Exemplo desse isolamento foram os recentes resultados de duas resoluções na Assembleia-Geral das Nações Unidas, que por duas vezes durante o corrente mês obtiveram uma esmagadora maioria contra a Rússia.

A 2 de março, por iniciativa da União Europeia, a Assembleia-Geral da ONU aprovou um primeiro texto condenando a Rússia por ter invadido a Ucrânia em 24 de fevereiro.

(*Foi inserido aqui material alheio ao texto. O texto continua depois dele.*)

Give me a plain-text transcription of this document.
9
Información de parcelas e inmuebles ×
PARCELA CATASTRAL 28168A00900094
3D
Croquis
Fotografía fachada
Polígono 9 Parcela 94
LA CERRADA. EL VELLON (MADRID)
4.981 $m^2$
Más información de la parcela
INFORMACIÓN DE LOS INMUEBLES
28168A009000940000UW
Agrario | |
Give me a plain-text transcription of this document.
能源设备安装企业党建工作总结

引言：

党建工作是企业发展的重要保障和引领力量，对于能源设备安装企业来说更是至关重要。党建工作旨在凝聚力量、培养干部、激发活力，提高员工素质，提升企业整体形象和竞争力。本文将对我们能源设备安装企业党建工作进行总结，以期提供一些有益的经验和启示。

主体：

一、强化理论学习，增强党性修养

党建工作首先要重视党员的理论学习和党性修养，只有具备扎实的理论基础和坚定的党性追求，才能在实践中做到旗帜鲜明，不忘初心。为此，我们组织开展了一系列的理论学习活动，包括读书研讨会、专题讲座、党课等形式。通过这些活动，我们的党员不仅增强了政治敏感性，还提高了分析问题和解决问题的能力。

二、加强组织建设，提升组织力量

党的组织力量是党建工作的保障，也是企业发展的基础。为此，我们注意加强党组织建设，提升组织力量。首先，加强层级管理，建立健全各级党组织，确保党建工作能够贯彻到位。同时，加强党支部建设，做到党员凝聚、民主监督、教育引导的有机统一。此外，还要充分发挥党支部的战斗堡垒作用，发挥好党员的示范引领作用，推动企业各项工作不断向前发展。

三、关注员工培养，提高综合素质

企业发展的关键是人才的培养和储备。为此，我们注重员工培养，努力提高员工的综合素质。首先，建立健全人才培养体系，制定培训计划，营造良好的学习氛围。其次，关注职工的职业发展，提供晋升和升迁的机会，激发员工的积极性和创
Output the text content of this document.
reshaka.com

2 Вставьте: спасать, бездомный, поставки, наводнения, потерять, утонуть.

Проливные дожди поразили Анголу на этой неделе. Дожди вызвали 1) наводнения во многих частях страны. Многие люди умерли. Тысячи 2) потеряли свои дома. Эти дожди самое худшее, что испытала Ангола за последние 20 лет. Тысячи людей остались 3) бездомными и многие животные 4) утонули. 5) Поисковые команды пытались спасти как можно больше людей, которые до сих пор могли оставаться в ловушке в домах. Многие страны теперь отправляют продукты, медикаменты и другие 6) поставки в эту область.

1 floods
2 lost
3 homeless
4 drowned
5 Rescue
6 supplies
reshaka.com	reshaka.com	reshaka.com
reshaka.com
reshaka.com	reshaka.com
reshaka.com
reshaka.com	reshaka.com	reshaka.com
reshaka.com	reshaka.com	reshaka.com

A resolução foi descrita como "histórica", por ter obtido 141 votos a favor, 35 abstenções e apenas cinco votos contra.

Cerca de 20 dias depois, em 24 de março, a mesma Assembleia-Geral aprovou, com uma esmagadora maioria de 140 votos, uma resolução responsabilizando a Rússia pela crise humanitária na Ucrânia devido à guerra.

Ambas as resoluções obtiveram cinco votos contra: Rússia, Bielorrússia, Síria, Coreia do Norte e Eritreia e as abstenções oscilaram entre 35 e 38, dos 193 Estados-membros das Nações Unidas.

A fonte diplomática destacou que abstenções de países aliados como Irão, Nicarágua, República Centro Africana e Mali significam que Moscovo foi demasiado longe e ultrapassou aquilo que seriam "linhas vermelhas" para esses países.